Table 2.
Effects of insulin and elevated D-glucose on L-arginine transport, membrane potential and intracellular Ca2+ in human umbilical vein endothelial cells isolated from gestational diabetic pregnancies
| Condition | L-Arginine transport (pmol (μg protein)−1 min−1) | TPP+ influx (pmol (106 cells)−1 min−1) | Membrane potential (mV) | [Ca2+]i (nM) |
|---|---|---|---|---|
| Non-diabetic cells | ||||
| 5 mm D-glucose † | 3·3 ± 0·5 * | 0·49 ± 0·07 * | -67·2 ± 0·4 * | 46 ± 12 * |
| Diabetic cells | ||||
| 5 mm D-glucose | 5·1 ± 0·2 | 0·80 ± 0·1 | -79·4 ± 0·9 | 165 ± 25 |
| 5 mm D-glucose + insulin | 3·7 ± 0·4 * | 0·42 ± 0·04 * | n.d. | n.d. |
| 25 mm D-glucose | 6·9 ± 0·6 | 0·78 ± 0·07 | -78·5 ± 0·5 | 146 ± 22 |
| 25 mm D-glucose + insulin | 5·9 ± 0·3 | 0·69 ± 0·02 | n.d. | n.d. |
Human umbilical vein endothelial cells isolated from gestational diabetic pregnancies were cultured initially in M199 containing 20 % serum and either 5 or 25 mm D-glucose in the absence or presence of 1 nM human insulin (added during the last 8 h of a 24 h incubation period). Pretreated confluent third passage endothelial cell monolayers were then washed and incubated in Krebs solution, and contents of protein and DNA, cell number and cell volume measured. Incorporation of L-[3H]leucine and [3H]thymidine was measured over 24 h in actively replicating cells. Values denote the means ± s.e.m. of 3-4 different cell cultures.

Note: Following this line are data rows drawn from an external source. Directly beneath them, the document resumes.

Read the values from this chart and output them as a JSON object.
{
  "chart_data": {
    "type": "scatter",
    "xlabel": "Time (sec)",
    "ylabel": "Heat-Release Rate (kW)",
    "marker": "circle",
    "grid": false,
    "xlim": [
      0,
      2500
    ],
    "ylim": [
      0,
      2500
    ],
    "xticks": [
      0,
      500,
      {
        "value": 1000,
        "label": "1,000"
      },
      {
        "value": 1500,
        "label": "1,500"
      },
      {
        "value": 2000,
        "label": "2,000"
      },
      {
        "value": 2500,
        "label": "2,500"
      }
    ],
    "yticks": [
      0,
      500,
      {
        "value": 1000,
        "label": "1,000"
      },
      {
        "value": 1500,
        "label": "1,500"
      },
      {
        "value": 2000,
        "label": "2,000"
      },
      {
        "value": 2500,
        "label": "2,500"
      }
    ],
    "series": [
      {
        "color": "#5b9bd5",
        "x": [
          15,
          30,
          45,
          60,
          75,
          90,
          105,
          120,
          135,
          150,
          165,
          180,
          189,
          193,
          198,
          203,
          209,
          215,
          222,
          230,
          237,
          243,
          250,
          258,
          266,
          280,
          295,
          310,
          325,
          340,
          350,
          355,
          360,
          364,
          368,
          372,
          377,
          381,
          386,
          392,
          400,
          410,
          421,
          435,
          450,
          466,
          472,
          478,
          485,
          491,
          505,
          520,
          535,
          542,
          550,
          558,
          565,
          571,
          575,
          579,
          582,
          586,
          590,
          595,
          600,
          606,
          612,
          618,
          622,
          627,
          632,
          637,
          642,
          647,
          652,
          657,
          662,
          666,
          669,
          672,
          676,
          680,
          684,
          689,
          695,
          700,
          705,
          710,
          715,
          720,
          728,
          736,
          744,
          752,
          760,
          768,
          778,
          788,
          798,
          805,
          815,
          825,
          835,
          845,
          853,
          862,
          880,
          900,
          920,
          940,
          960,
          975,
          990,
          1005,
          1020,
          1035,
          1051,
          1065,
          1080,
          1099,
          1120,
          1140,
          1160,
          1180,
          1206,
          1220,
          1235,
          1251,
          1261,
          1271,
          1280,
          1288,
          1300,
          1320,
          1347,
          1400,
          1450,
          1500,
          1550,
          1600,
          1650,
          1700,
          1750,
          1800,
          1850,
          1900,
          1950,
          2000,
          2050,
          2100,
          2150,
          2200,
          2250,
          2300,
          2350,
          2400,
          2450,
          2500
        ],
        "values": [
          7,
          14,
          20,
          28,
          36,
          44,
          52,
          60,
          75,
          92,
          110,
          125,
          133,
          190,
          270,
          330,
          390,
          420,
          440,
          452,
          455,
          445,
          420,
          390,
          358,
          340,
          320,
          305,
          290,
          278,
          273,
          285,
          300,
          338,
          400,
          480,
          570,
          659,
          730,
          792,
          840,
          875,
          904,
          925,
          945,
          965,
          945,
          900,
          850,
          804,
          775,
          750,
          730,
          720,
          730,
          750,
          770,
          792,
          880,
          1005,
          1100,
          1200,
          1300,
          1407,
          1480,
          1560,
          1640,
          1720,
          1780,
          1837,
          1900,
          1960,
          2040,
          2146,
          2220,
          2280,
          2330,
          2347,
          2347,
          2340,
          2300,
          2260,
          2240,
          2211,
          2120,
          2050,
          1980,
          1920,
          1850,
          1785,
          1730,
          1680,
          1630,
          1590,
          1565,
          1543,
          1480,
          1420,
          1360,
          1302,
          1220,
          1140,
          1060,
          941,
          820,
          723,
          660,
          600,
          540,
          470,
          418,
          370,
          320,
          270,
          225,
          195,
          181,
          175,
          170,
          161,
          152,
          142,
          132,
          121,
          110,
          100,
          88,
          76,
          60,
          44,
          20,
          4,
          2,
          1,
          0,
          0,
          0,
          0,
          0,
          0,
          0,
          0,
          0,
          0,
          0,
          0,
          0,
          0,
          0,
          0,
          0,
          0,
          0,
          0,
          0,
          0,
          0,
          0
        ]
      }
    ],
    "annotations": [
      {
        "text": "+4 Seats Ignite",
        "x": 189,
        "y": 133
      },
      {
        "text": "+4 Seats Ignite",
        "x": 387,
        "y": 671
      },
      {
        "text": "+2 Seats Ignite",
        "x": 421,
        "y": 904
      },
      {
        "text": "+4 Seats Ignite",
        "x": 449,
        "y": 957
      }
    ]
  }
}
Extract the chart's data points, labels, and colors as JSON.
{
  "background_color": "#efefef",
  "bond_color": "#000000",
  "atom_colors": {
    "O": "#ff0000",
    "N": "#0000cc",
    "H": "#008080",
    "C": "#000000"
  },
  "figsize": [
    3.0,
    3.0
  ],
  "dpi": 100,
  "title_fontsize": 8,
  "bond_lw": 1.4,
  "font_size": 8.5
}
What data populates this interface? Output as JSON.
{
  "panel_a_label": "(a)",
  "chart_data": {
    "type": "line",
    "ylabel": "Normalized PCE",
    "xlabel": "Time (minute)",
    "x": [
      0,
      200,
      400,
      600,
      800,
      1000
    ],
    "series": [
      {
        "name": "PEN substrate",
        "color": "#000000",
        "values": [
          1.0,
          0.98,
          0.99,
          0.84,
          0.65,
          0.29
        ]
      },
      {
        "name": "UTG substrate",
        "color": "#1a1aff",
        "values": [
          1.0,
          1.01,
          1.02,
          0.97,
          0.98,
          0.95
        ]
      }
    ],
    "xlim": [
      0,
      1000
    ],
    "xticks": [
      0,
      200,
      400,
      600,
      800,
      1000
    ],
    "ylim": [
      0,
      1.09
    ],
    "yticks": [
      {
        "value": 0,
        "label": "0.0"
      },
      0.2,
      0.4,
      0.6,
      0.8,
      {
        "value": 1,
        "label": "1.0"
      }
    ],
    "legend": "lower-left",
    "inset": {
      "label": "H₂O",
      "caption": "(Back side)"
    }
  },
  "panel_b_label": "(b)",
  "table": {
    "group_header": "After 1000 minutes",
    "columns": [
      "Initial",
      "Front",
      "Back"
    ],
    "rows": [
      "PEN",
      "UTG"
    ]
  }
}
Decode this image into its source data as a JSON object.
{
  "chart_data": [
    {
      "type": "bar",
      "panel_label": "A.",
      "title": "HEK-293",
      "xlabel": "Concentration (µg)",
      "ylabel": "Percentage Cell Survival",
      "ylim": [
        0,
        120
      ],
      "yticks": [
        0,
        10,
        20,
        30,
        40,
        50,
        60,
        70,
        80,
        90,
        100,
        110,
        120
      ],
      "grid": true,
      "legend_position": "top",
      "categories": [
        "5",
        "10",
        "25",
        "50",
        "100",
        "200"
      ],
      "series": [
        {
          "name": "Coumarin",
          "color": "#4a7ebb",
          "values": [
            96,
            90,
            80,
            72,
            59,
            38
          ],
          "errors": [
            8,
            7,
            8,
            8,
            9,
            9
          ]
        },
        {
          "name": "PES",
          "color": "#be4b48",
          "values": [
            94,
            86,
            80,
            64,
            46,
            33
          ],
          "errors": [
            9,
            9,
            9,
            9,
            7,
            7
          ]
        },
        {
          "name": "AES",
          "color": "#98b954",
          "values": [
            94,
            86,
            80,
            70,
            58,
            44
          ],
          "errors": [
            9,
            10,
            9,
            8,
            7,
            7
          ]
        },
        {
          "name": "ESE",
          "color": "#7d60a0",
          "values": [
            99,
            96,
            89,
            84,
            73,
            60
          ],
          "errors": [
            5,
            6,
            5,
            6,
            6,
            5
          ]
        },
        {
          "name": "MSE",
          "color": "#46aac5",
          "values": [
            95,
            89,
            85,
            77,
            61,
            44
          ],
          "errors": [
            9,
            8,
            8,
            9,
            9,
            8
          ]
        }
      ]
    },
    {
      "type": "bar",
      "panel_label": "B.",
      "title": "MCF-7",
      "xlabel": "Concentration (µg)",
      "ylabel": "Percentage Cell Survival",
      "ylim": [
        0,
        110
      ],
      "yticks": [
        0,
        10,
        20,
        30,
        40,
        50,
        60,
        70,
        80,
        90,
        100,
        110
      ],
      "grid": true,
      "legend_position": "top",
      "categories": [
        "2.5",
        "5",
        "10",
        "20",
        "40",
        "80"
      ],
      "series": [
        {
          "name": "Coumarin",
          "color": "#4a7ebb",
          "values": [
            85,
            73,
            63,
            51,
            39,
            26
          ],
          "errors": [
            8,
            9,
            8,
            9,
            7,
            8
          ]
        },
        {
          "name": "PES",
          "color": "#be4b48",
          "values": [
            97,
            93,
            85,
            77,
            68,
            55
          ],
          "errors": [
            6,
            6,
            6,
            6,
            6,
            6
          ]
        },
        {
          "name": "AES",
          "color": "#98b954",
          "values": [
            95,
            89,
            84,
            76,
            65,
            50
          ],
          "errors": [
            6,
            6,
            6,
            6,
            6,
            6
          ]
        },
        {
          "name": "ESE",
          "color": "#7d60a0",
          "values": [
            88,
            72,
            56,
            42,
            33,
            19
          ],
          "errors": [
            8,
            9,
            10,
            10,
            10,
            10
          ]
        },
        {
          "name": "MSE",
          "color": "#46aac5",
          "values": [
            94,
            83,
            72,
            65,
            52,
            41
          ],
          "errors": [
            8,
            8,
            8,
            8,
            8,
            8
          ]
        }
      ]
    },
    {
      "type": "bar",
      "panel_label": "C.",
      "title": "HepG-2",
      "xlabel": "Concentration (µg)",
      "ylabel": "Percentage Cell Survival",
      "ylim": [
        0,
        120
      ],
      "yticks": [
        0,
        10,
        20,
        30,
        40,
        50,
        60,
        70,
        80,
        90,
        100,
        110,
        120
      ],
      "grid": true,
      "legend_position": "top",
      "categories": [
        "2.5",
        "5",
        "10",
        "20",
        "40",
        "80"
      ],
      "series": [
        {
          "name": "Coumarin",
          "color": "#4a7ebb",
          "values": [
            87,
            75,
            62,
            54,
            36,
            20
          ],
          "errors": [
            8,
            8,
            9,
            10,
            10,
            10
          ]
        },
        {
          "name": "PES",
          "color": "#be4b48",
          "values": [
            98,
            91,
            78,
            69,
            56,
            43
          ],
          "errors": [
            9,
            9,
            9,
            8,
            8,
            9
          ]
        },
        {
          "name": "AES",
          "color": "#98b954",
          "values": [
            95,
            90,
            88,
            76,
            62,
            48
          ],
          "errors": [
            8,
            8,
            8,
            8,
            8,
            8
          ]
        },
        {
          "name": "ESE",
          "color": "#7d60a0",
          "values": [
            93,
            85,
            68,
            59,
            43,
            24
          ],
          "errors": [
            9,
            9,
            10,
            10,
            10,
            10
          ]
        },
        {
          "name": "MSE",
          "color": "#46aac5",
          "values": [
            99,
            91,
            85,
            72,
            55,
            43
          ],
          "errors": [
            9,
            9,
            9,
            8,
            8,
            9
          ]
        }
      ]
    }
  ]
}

P < 0·05 relative to values in diabetic endothelial cells in 5 or 25 mm D-glucose or 25 mm D-glucose + insulin. Values for [3H]thymidine incorporation in diabetic cells are all significantly (P < 0·02) lower than non-diabetic cells cultured in 5 mm D-glucose.
Paired data in endothelial cells obtained from non-diabetic pregnancies and cultured in 5 mm D-glucose. n.d., not determined.